MGM Wants to Copyright Diabolical Villains and Well-Dressed Spies

James Bond

Last month, MGM brought a lawsuit against Universal for the latter’s unproduced screenplay Section 6, which MGM alleges infringes on its James Bond copyright. According to MGM, Section 6,  “a motion picture project, in active development, featuring a daring, tuxedo-clad British secret agent, employed by ‘His Majesty’s Secret Service,’ with a ‘license to kill,’ and a 00 (double-O) secret agent number on a mission to save England from the diabolical plot of a megalomanical villain,” is just a “James Bond knock-off.”

The screenplay was written by Aaron Berg. Universal has asked the judge to dismiss the case.

“Universal moves to dismiss on the ground that the Complaint states no claims upon which relief may be granted against Universal,” states the dismissal motion. “Such threadbare allegations about hypothetical future infringement in works yet to be produced are simply not actionable.

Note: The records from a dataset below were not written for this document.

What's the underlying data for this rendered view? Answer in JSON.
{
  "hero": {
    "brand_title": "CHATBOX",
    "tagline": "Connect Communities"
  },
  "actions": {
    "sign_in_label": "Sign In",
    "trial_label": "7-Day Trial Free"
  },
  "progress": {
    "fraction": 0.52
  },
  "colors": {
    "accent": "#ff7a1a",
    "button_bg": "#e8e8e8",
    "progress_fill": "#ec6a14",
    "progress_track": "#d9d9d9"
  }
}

Were Universal to revise the Screenplay and produce a motion picture that infringed the Bond Works, all of Plaintiffs’ rights and remedies under the Copyright Act would remain available to them. At this early date, however, a revised script has not even been completed, let alone approved for production. It would be a patent waste of resources for the parties and the Court to entertain this action at such a premature stage.”

Berg also makes his own argument for the case to be dismissed, though there are so many redactions and black-bar strike-outs to keep Section 6 secret, one has to wonder whether the film is itself an act of espionage (though probably not).


Berg does make a really good point, however:

“Plaintiffs argue that the villains in the Bond Works and the Screenplay are substantially similar because both involve a ‘diabolical madman’ who seeks world domination… However, this description can be applied to almost any bad guy in any action movie, particularly a spy thriller, and is nothing more than a stock character or scenes a faire for a spy drama.”

MGM and Danjaq are represented by Robert Schwartz at O’Melveny & Myers. Schwartz gave us this reaction to the motions to dismiss:

“Universal acts as if the intellectual property laws don’t apply inside the studio lot. Universal paid money to option a screenplay that rampantly infringes Danjaq and MGM’s James Bond copyrights. It then used that infringing screenplay to hire a lead actor and a director to turn it into a movie. Universal thinks it has a free pass to keep working with our intellectual property for as long as it wants, and that there’s nothing Danjaq, MGM, or the Court can do about it because Universal says it’s still trying to fix it. That’s not the law. Danjaq and MGM are entitled to stop this now.”

It’s understandable that MGM doesn’t want this film made: It wants to make as much money as humanly possible, and art can go to hell. But if the judge rules in favor of MGM, that might mean all diabolical villains and well-dressed spies will be intellectual property of MGM, which would severely limit the amount of spy films released in any given year, or render all spies schlubby and all villains benign.